What Do the Studies Show?
Clearly established
- B12 deficiency causes severe, potentially reversible conditions if treated early (clear causal evidence)
- Supplementation reliably raises blood levels
- High-dose oral B12 (1,000–2,000 µg/day) is as effective as injections in most patients — even without intrinsic factor, passive diffusion absorbs ~1% of the dose, meaning 10 µg from 1,000 µg
- EFSA-approved claims for energy, nervous system, red blood cells, and fatigue reduction
Interesting but limited
Cognition and brain atrophy: The VITACOG study (Smith 2010, n=168) showed that B vitamins (including B12) slowed brain atrophy in mild cognitive impairment with elevated homocysteine by 53%. Important: this effect occurred only in those with high baseline homocysteine — not in people with normal values.
Contested
Homocysteine and heart disease: B vitamins significantly lower homocysteine, but a meta-analysis (Clarke 2010) shows that homocysteine reduction does not consistently translate into fewer heart attacks. The assumed mechanism (homocysteine → cardiac risk) is weaker than long believed.
Not established
- Energy boost in people with normal B12 levels (despite widespread belief)

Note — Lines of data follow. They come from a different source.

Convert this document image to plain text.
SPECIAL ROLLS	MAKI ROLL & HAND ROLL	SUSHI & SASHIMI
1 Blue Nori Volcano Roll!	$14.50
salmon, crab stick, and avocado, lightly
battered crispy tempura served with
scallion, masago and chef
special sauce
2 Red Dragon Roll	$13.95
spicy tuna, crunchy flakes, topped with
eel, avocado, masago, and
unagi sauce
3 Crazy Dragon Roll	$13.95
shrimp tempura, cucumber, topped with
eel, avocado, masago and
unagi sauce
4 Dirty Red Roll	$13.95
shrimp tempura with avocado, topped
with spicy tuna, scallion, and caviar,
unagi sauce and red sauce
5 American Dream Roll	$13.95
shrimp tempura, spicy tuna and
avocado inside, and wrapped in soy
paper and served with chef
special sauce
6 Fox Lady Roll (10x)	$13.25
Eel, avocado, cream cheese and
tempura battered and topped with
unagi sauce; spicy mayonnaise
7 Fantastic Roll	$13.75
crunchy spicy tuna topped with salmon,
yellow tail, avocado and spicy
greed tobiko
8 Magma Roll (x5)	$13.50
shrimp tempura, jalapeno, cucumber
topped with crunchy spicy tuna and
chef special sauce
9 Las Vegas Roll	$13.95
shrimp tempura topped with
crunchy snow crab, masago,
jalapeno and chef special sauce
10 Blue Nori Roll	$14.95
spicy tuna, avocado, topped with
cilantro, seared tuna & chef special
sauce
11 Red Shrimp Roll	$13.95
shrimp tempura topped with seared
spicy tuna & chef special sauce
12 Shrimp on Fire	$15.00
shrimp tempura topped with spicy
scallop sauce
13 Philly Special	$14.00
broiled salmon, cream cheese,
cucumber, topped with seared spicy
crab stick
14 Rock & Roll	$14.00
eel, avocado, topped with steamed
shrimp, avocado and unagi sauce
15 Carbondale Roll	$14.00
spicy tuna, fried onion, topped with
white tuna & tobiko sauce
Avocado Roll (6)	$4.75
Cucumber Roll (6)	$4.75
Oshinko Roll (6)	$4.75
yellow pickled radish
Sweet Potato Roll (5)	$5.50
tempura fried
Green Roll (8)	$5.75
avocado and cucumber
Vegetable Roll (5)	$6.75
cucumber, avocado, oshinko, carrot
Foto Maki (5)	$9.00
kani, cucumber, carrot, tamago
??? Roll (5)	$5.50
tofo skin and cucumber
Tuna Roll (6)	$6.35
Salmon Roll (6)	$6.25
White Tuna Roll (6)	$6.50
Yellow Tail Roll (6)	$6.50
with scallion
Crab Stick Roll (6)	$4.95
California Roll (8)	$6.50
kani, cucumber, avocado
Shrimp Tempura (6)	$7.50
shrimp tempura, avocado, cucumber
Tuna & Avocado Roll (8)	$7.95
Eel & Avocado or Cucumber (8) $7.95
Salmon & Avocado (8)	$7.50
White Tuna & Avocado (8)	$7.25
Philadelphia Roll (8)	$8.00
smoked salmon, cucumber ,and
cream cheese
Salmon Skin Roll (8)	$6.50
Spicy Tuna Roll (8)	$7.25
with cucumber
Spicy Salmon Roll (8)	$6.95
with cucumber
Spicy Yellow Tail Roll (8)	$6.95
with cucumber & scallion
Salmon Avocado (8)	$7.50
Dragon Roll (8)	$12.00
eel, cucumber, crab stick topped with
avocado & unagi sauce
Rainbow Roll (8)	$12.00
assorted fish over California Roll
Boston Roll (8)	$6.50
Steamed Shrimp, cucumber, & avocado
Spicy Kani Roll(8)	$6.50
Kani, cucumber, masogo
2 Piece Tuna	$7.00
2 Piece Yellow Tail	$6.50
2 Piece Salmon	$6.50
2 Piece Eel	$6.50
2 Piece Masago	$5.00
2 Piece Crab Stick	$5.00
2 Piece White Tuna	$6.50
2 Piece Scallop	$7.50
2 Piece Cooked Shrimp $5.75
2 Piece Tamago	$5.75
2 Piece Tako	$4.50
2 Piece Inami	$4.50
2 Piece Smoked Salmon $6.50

- Longevity effects in adequately nourished individuals
- Cognitive improvement without actual deficiency or elevated homocysteine
Which Form?
| Form | Properties | Recommendation |
|---|---|---|
| Cyanocobalamin | Cheapest standard form; must be converted in the body | Sufficient for most people |
| Methylcobalamin | Active form, directly usable; preferred for nerve issues | Useful for neurological complaints |
| Adenosylcobalamin | Mitochondrial active form | Complementary to methylcobalamin |
| Hydroxocobalamin | Depot form for injections | Clinical use only |
For most people, cyanocobalamin at standard doses is sufficient — inexpensive, stable, well studied. People with MTHFR polymorphism (methylation impairment) may benefit from methylcobalamin, though clinical evidence for this is limited.
Dosage
- Vegans: At least 250 µg/day orally, or 2,000 µg twice weekly (passive diffusion)
- Deficiency correction: 1,000–2,000 µg/day orally over several weeks until normalisation
- Prevention in at-risk groups: 500–1,000 µg/day
- Maintenance dose after deficiency: 100–500 µg/day
Vitamin B12 is safe — no known toxicity at high oral doses. Excess is renally excreted. No relevant drug interactions.
Limitations
- B12 deficiency is frequently missed because serum B12 is a poor marker and symptoms are non-specific
- Cognitive studies (VITACOG) are small and limited to subgroups with elevated homocysteine — not generalisable to the healthy general population
- The metformin association is well established, but whether B12 supplementation in these patients improves clinical outcomes (beyond just levels) is less well studied
EFSA Status
EFSA has approved multiple health claims for vitamin B12, including:
- Contributes to normal nervous system function
- Contributes to formation of red blood cells (together with folate)
- Normal energy metabolism
- Reduction of tiredness and fatigue
- Normal psychological function
Recommendation: Who Should Test and Supplement?
Annual B12 check (holotranscobalamin + MMA) is sensible for:
- Vegans and strict vegetarians
- Adults aged 65+
- Long-term metformin or PPI users
- People with unexplained fatigue or tingling in the extremities
In confirmed deficiency: 1,000 µg/day orally — sufficient even without intrinsic factor via passive diffusion (~1% absorbed, i.e. 10 µg from 1,000 µg).